For the past 10 months, a major international scandal has engulfed some of the world's largest employers of mathematicians. These organizations stand accused of law-breaking on an industrial scale and are now the object of widespread outrage. How has the mathematics community responded? Largely by ignoring it.
Those employers-the U.S. National Security Agency and the U.K.'s Government Communications Headquarters-have been systematically monitoring as much of our lives as they can, including our emails, texts, phone and Skype calls, web browsing, bank transactions, and location data. They have tapped Internet trunk cables, bugged charities and political leaders, conducted economic espionage, hacked cloud servers, and disrupted lawful activist groups, all under the banner of national security. The goal, to quote former NSA director Keith Alexander, is to "collect all the signals, all the time."
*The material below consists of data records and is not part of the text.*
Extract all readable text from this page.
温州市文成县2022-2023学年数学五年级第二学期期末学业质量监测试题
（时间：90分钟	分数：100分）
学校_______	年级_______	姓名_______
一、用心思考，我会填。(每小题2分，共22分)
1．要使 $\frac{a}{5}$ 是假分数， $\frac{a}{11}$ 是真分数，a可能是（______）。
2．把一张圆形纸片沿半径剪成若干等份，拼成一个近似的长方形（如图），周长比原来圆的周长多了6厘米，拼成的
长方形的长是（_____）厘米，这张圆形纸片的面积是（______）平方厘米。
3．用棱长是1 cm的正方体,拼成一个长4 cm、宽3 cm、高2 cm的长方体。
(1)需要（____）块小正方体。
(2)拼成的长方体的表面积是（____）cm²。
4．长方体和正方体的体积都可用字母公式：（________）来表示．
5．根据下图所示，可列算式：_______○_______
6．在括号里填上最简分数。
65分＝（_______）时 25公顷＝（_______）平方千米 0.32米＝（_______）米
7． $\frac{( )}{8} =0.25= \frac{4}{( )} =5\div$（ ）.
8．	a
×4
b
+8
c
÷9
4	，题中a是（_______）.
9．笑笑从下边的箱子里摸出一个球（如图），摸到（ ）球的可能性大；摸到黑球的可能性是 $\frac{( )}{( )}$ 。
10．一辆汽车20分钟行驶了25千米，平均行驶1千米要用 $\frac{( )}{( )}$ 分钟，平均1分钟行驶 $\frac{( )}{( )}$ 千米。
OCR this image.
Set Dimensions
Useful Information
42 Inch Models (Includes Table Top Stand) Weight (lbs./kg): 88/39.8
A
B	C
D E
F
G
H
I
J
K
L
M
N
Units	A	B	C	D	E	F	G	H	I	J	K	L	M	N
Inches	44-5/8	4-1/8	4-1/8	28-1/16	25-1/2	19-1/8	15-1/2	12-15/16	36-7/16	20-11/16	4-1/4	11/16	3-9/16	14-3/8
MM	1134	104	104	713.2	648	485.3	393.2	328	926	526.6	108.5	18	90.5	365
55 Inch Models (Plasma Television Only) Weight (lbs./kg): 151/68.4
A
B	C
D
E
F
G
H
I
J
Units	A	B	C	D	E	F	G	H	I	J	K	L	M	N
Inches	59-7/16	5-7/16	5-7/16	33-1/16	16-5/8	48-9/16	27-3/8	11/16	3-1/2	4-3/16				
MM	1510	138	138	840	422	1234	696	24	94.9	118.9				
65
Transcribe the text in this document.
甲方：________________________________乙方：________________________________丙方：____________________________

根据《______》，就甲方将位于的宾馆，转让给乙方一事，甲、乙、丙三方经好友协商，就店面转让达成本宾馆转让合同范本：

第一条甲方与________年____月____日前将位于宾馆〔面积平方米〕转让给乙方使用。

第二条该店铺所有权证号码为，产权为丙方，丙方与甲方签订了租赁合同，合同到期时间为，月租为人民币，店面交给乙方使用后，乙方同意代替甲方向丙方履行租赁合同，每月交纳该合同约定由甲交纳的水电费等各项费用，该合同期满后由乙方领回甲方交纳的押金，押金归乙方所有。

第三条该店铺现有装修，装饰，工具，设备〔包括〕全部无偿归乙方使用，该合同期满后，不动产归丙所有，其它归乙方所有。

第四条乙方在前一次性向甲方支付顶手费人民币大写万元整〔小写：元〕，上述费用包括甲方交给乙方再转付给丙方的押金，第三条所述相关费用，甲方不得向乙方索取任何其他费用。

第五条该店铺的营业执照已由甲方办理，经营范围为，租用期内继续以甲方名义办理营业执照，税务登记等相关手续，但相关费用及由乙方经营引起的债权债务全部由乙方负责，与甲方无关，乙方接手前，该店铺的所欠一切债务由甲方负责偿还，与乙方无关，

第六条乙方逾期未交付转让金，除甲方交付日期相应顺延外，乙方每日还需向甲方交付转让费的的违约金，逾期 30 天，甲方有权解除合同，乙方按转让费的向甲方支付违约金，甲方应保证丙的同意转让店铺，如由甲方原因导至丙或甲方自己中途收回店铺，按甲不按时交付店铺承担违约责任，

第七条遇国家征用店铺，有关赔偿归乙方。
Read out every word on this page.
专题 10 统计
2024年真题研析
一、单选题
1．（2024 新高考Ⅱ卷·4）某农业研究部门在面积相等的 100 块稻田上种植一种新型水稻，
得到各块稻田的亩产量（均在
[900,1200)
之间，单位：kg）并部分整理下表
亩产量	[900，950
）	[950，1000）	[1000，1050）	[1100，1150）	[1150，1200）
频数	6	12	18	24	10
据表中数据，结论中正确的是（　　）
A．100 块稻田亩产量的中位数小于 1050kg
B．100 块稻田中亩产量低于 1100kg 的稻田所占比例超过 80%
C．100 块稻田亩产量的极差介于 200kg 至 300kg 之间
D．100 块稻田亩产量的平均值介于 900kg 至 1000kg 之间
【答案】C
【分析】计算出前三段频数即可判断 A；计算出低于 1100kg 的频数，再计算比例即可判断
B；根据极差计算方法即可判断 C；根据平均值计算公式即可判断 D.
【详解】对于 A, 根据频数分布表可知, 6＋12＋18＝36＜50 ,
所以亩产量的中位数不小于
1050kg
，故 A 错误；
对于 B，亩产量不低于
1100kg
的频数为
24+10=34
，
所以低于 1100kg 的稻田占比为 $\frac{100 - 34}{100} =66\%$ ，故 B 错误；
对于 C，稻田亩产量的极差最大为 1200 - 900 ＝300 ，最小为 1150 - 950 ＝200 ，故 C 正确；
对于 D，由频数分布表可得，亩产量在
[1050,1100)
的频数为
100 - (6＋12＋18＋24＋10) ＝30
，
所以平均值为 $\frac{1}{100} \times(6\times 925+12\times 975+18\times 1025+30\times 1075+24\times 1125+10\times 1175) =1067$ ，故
(Score: 2) by Sir Garlon on Monday April 28 2014, @08:10PM
We have a very odd definition of "obligatory" around here. I have never seen it elsewhere used to say "here is a clever reference to something relevant from pop culture." :-) Well put.
[Sir Garlon] is the marvellest knight that is now living, for he destroyeth many good knights, for he goeth invisible.
(Score: 2) by davester666 on Tuesday April 29 2014, @07:38AM
why is this article only about mathematicians? there are a bunch of professions that the NSA depends on to do it's "work" that all pretty much have said and done little to actually stop it.